Des villes en musique. Ou des musiques de la ville? L’une et l’autre sont inséparables, façonnant l’imaginaire musical au fil des transformations urbaines. La musique et la ville, l’une et l’autre s’attirent, se regardent, se répondent. Ainsi, la virtuosité de Vivaldi reste indissociable de la Venise baroque, le génie de Mozart de la Vienne impériale. Le Paris des impressionnistes a capté mille éclats d’une capitale en effervescence. De même, Steve Reich a su puiser dans le tumulte de New York matière à nourrir sa créativité débridée, comme Iannis Xenakis contemplait l’ingénierie du bâti en compositeur-architecte accompli.
Nées toutes deux du rythme, architecture et musique ne sont-elles pas jumelles dans la pensée occidentale? Ainsi, le mythe d’Orphée voulait son héros bâtissant des remparts avec le seul son de sa lyre. Tandis que Goethe voyait dans l’architecture un verstummte Tonkunst, un «art musical réduit au silence», muet, silencieux.

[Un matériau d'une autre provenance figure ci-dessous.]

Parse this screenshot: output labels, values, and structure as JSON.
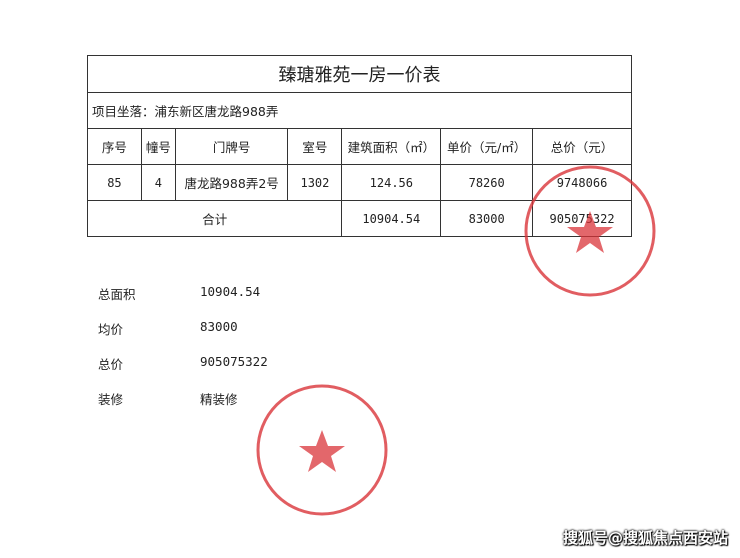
{
  "title": "臻瑭雅苑一房一价表",
  "location": "项目坐落：浦东新区唐龙路988弄",
  "headers": [
    "序号",
    "幢号",
    "门牌号",
    "室号",
    "建筑面积（㎡）",
    "单价（元/㎡）",
    "总价（元）"
  ],
  "row": [
    "85",
    "4",
    "唐龙路988弄2号",
    "1302",
    "124.56",
    "78260",
    "9748066"
  ],
  "total": {
    "label": "合计",
    "area": "10904.54",
    "unit_price": "83000",
    "total_price": "905075322"
  },
  "summary": [
    {
      "label": "总面积",
      "value": "10904.54"
    },
    {
      "label": "均价",
      "value": "83000"
    },
    {
      "label": "总价",
      "value": "905075322"
    },
    {
      "label": "装修",
      "value": "精装修"
    }
  ],
  "stamp_color": "#d9343a",
  "watermark": "搜狐号@搜狐焦点西安站"
}
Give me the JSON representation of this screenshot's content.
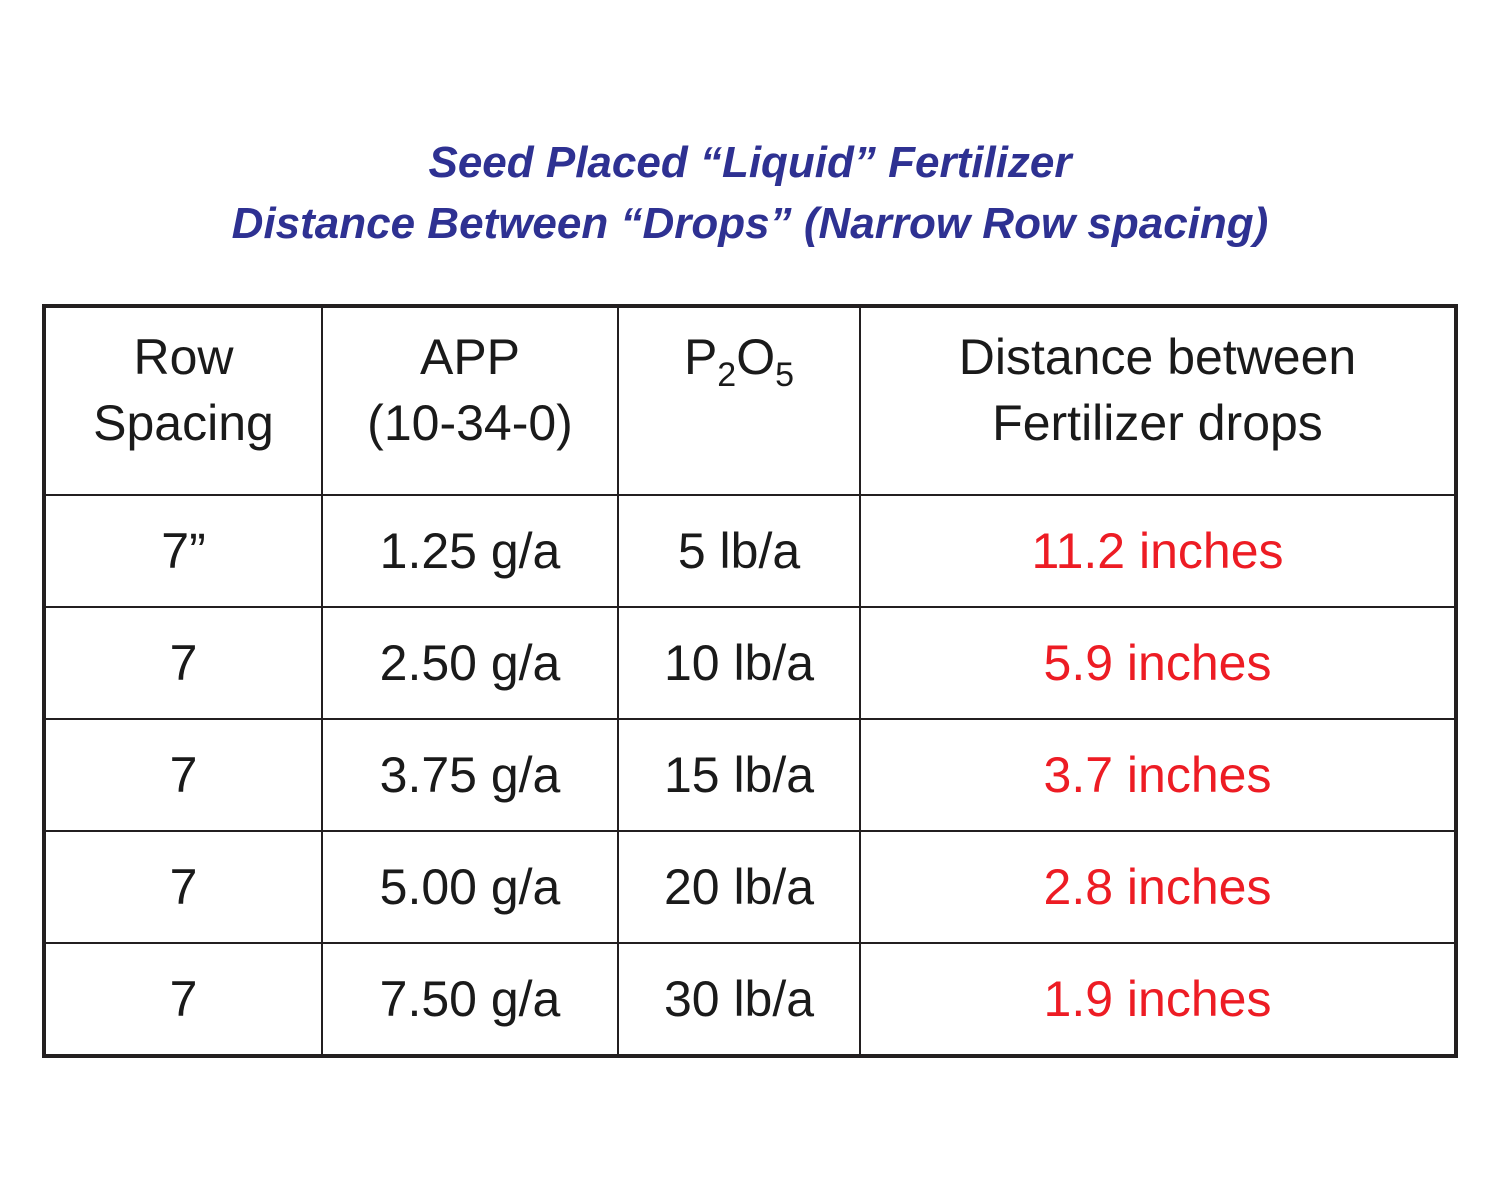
{
  "title": {
    "line1": "Seed Placed “Liquid” Fertilizer",
    "line2": "Distance Between “Drops” (Narrow Row spacing)"
  },
  "table": {
    "headers": {
      "row_spacing": [
        "Row",
        "Spacing"
      ],
      "app": [
        "APP",
        "(10-34-0)"
      ],
      "p2o5": {
        "p": "P",
        "sub1": "2",
        "o": "O",
        "sub2": "5"
      },
      "distance": [
        "Distance between",
        "Fertilizer drops"
      ]
    },
    "rows": [
      {
        "row_spacing": "7”",
        "app": "1.25 g/a",
        "p2o5": "5 lb/a",
        "distance": "11.2 inches"
      },
      {
        "row_spacing": "7",
        "app": "2.50 g/a",
        "p2o5": "10 lb/a",
        "distance": "5.9 inches"
      },
      {
        "row_spacing": "7",
        "app": "3.75 g/a",
        "p2o5": "15 lb/a",
        "distance": "3.7 inches"
      },
      {
        "row_spacing": "7",
        "app": "5.00 g/a",
        "p2o5": "20 lb/a",
        "distance": "2.8 inches"
      },
      {
        "row_spacing": "7",
        "app": "7.50 g/a",
        "p2o5": "30 lb/a",
        "distance": "1.9 inches"
      }
    ]
  },
  "colors": {
    "title": "#2e3192",
    "distance_values": "#ed1c24",
    "text": "#1a1a1a",
    "border": "#231f20"
  }
}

Aussi, on sait ce que Stravinski a pris du monde industriel, urbain par définition, en composant ses extraordinaires rythmes machinés. Comme on sait ce que le blues, le jazz et le rock doivent au terreau populaire des métropoles. Comment les musiques électroniques se sont éveillées dans les friches de Détroit ou Berlin. Le monde est vaste, les villes innombrables. Le voyage s’annonce merveilleux, qui nous mènera jusqu’en Méditerranée et plus loin encore. En Iran, où, depuis des siècles et aujourd’hui encore, le savant répertoire modal du radif persan reste intimement lié à son berceau, Téhéran.
La ville, lieu des rencontres, des migrations et de l’invention, offre aux Athénéennes un thème lumineux, un fil conducteur bienvenu en ces temps d’incertitude et de violence. Au cœur de la cité battante, tantôt magnifique, éclatante, si belle, tantôt, hélas, monstre dévorant ses enfants, Les Athénéennes dessinent un havre de paix, un jardin d’émotions, une bulle d’harmonie où il fait si bon se réfugier, s’asseoir, écouter… Et danser.
Bienvenue aux 15e Athénéennes, lieu de toutes les musiques!